Normally a second lien holder, in order to protect the second lien by bidding at the sale, is notified that a foreclosure will take place, Ferguson said. In this case, since you moved, that notification may have been impossible if no forwarding address was available to the holder of the first lien.

Tax freeze

Q: I can qualify for a freeze in the taxes on my house. When this house is sold, in case I have to go into a nursing home in later years, do my heirs have to pay extra real estate tax from the time of the freeze until the time it is sold? If property values go down, what will become of the frozen tax rate then?

A: The answer to your first question is no. Margaret Lindsey, who handles tax freeze questions for the office of Roanoke's revenue commissioner, said the taxes pick up again from the time the house is sold. The commissioner does not go back and pick up taxes that already have been waived.

In answer to your second question, Lindsey said the city enters new assessed values into the computer.
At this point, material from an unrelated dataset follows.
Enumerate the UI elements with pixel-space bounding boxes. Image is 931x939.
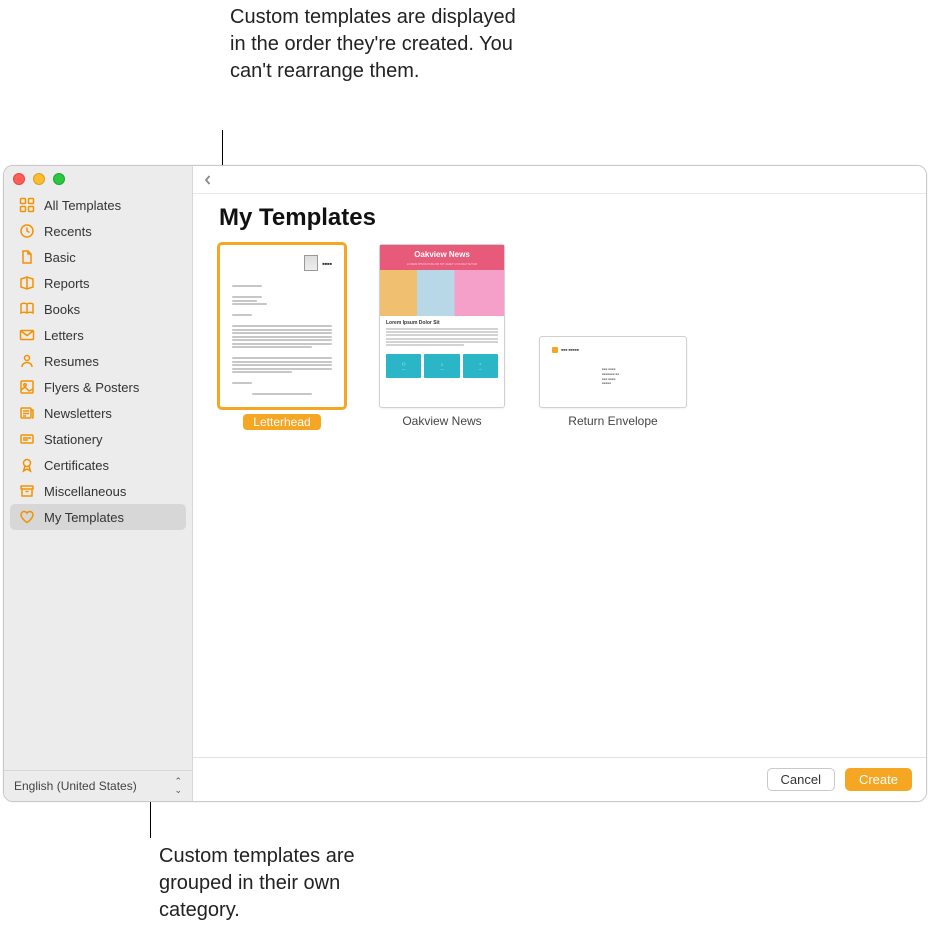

The computer is programmed to select the lesser of the two amounts (the taxes on the assessed value versus the tax freeze) for determining your tax bill. You will not suffer if your property value goes down.

IRA distributions

Q: At the age of 701/2, I chose the option of receiving distributions from my IRA based on my life expectancy. My age now is 741/2. Can I now change my option to a plan based on my life expectancy and the life expectancy of a designated beneficiary, my son? Combining the two will result in a longer payout period, which is my objective.

A: No, it's too late to make such a change.

Sandy Mikulecky, who works for the retirement services section of Crestar Bank, said you established the payout of your IRA when you chose your option at the age of 701/2. You are free to change your beneficiary for the account, she said, but the rules do not allow you to switch from a single to a joint life expectancy. As with most types of annuities, she said, once you choose the matter is settled.

If you had elected a joint life expectancy, on the other hand, you could later increase the rate of payout by changing to a single life. She said the rules favor a quicker payout of accounts during retirement.